Yay! Great the sphere helped, but really you did it yourself. Lot's of people couldn't no matter what help they had. So give yourself a pat on the back too.

No way that motor got hot yet. Look how yellow it still is.
 
your hall sensor wire was just crimped to the leg of the hall sensor? those connections should all be soldered, not loose. do that before closing it up again.

also i just noticed the outer lamination on your stator looks like it has separated from the others. did it come like that from the factory?
 
dnmun said:
your hall sensor wire was just crimped to the leg of the hall sensor? those connections should all be soldered, not loose. do that before closing it up again.

They were crimped with a small band and soldered. I definitely re-soldered the connections. But thanks, I am real new to this and have been known to do an "uniformed" thing or two.



dnmun said:
also i just noticed the outer lamination on your stator looks like it has separated from the others. did it come like that from the factory?
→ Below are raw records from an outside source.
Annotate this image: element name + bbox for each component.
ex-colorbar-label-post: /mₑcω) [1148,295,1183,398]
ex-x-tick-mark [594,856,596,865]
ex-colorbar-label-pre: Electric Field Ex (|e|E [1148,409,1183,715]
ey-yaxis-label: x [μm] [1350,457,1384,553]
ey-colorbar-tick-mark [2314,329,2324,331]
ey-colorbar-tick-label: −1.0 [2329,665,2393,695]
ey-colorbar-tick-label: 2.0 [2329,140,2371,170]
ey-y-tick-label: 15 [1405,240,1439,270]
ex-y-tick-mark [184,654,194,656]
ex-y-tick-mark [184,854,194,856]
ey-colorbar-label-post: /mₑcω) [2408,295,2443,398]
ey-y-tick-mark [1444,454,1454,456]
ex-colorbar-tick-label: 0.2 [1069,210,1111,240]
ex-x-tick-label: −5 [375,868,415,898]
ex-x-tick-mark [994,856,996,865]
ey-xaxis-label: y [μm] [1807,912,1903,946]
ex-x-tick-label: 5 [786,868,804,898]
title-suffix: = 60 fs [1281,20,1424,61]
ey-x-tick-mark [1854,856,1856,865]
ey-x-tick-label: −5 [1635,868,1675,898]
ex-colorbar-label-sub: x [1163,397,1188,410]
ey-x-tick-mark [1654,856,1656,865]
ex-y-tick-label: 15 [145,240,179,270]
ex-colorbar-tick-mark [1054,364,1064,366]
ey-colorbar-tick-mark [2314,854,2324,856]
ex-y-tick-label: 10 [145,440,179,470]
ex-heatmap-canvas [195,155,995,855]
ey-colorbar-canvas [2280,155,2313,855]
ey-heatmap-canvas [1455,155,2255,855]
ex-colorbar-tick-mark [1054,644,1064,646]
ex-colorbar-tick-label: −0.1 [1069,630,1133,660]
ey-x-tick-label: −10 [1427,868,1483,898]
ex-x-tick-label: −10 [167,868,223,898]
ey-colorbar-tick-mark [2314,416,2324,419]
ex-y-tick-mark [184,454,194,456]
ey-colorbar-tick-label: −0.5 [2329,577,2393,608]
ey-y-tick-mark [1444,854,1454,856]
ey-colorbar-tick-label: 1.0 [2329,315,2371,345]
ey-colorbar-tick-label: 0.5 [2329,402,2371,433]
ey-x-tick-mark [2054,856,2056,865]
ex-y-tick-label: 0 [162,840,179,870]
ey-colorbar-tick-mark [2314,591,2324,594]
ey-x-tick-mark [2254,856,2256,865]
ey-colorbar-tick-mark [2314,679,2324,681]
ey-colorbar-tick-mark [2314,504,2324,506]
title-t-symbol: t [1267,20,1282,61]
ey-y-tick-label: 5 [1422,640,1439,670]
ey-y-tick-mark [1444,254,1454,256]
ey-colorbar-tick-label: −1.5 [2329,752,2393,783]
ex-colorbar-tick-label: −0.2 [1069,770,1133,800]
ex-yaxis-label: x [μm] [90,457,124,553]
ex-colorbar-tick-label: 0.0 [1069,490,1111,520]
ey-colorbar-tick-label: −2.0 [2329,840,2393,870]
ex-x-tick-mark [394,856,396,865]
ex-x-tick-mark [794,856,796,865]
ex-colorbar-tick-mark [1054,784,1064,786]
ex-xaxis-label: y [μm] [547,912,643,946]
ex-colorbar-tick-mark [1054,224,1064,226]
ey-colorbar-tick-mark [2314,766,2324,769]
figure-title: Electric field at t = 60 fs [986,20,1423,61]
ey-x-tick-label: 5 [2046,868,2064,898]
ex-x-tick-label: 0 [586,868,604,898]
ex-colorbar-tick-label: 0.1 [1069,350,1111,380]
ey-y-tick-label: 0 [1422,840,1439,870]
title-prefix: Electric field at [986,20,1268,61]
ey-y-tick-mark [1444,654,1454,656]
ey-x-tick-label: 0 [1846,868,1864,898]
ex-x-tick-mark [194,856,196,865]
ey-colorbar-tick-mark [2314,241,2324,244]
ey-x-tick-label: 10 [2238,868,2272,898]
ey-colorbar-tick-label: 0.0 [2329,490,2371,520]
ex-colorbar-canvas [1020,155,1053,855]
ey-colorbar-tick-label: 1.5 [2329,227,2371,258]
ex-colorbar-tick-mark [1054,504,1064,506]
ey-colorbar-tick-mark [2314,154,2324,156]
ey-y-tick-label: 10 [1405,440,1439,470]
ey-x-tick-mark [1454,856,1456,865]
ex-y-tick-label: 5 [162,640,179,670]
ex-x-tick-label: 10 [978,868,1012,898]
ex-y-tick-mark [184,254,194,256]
This motor has less than a hundred miles on it. I think what you are seeing as de-lamination are just smudges or shadows picked up by the camera.

John
 
Ok, I see what you are saying ( can read pictures better :) ) Yest this is the way the
motor came from Ebike-Ca. Not knowing any better, I assumed it was normal. Should
I be concerned about this and contact the company?
 
Ya' had me going there Dnmum. With the problems I've been having on this
build, I figure any thing is possible.

And thanks for the good words Dogman. The most rewarding part for me was
the fact that it was a new problem not something in the section we had already
worked on as we were expecting.

I know every one seems to like 9C's quality but I have less than 100 miles on this thing and
I have already had a break on the five pin connector and a break on the hall receptor and the
crushed wires at the axle exit, although my fault, could have been avoided if they didn't come
with that spring that doesn't allow you to tie them down to the axle. If this is what the "good"
ones are like I'd hate to deal with one of the others.